行動優先の社会運動、イベント化した社会運動では、ひとつひとつ丁寧に考えることをしなくなる。「マスクは必要なのか」「中国政府が環境問題に取り込むことがありえるのか」なんてことより、「プラカードの色はどうしよう」が優先されます。自分らが内包する問題を自省して考えることはこの先もないでしょう。

※2020年3月25日付「METRO」 XRが公式に出したものではなく、むしろXRを貶めるための貼紙かもしれないのですが、「(地球環境にとって)人類は病気である。コロナはその治療である」と書かれています。この考え方は「人口が多いことがいけない」という話につながり、いまなお人口が増加するアフリカ、中東諸国への憎悪を生みますし、「コロナという治療法」をもっとも受けているそれらの国々や先進国内の貧困層、ロックダウンによる自殺者も肯定され、アフリカで勃発する内戦も肯定されます。深読みかもしれないけれど、難民に対する姿勢の硬化もこの発想が関わっていそうです。人口が多くてあぶれた国々の後始末をどうして自分らがやらなければならないのかと。

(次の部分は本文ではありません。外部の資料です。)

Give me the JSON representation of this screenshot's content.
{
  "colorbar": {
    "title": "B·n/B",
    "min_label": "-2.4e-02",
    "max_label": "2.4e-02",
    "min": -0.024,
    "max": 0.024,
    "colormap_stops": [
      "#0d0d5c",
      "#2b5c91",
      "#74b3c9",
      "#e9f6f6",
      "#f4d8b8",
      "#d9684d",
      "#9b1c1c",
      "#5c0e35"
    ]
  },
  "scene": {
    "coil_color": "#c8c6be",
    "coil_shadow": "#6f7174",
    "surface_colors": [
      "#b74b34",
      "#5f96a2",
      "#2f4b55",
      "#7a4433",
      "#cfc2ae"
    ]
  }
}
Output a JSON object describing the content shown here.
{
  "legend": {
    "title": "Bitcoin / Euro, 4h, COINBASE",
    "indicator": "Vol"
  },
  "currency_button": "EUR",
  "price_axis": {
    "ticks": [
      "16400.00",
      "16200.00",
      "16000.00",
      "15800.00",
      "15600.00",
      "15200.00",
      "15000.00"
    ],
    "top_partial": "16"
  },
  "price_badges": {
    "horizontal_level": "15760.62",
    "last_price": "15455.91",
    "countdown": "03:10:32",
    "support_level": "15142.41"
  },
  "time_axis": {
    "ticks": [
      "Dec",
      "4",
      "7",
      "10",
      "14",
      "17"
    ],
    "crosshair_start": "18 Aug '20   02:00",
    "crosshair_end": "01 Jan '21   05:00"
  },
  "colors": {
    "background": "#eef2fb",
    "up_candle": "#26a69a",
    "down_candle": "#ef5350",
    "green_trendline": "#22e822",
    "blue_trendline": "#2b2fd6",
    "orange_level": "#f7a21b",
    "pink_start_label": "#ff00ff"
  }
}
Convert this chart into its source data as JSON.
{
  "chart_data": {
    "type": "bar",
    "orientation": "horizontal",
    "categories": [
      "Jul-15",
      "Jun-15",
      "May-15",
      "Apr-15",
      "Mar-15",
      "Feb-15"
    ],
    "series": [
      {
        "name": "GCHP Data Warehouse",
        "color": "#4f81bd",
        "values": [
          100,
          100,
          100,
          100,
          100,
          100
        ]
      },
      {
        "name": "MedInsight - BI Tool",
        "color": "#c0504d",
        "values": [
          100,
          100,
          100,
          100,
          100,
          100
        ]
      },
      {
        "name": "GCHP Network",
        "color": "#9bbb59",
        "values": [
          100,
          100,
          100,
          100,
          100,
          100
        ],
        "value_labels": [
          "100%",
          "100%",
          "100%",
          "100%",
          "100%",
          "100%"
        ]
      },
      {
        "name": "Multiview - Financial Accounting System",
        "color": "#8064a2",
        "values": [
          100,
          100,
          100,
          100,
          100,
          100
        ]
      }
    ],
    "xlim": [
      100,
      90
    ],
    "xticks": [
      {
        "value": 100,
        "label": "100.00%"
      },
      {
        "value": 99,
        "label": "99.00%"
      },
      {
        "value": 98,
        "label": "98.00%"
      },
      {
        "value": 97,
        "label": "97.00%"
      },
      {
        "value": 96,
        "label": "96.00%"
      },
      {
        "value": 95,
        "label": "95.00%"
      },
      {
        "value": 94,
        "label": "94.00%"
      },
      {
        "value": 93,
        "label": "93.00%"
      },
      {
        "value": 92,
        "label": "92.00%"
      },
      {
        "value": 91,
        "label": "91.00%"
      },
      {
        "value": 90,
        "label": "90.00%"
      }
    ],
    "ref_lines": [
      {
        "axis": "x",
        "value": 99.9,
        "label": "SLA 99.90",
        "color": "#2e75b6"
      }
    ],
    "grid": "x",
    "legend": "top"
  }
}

いかに否定しようとも、経済活動を停止することを求めるXRにとってロックダウンは歓迎すべき事態であって、これ自体、私は受け入れられません。つっても世界はこれを受け入れた以上、世界がファシズムに半ば足を踏み入れたってことです。ゼロリスク対策にとってもっとも望ましいのは全体主義です。ロックダウンに見られる全体主義的施策と、国民の全体主義的発想を見ると、世界はXR化したのであり、そっちを肯定しておいて、XRだけを批判することはできない。どちらも私は否定。

 

 

金集めのサイクルにはまっているのでは?

 

vivanon_sentenceXRは旧来の環境運動家たちからも「地に足のついた活動から始めろ」と批判されていて、まとめて同じように見られるのはさぞかし迷惑でしょう。

XRのメンバーの自己肯定の言い訳としては「緊急事態だから」というのがあります。これで無思慮であることも他人の迷惑になることもすべて肯定されてしまう。

しかし、以前から環境問題に取り組んでいる人たちからすれば「30年前から緊急事態だったんだよ。今まで何してたの?」って話です。たしかにここに来て加速度がついて世界の環境は壊れつつあるわけですが、今日明日で解決する問題ではありません。

私だって環境問題には踏み込むことに躊躇するように、難しい問題です。調べること、考えること、議論することが必須です。

XRが目立つ行動をしてよかったのは最初だけ。そこでインパクトを社会に与えて、問題を知らしめる役割を終えたら、各自の得意分野に散るべきでした。実際、すでに離れた人たちもいます。賢明です。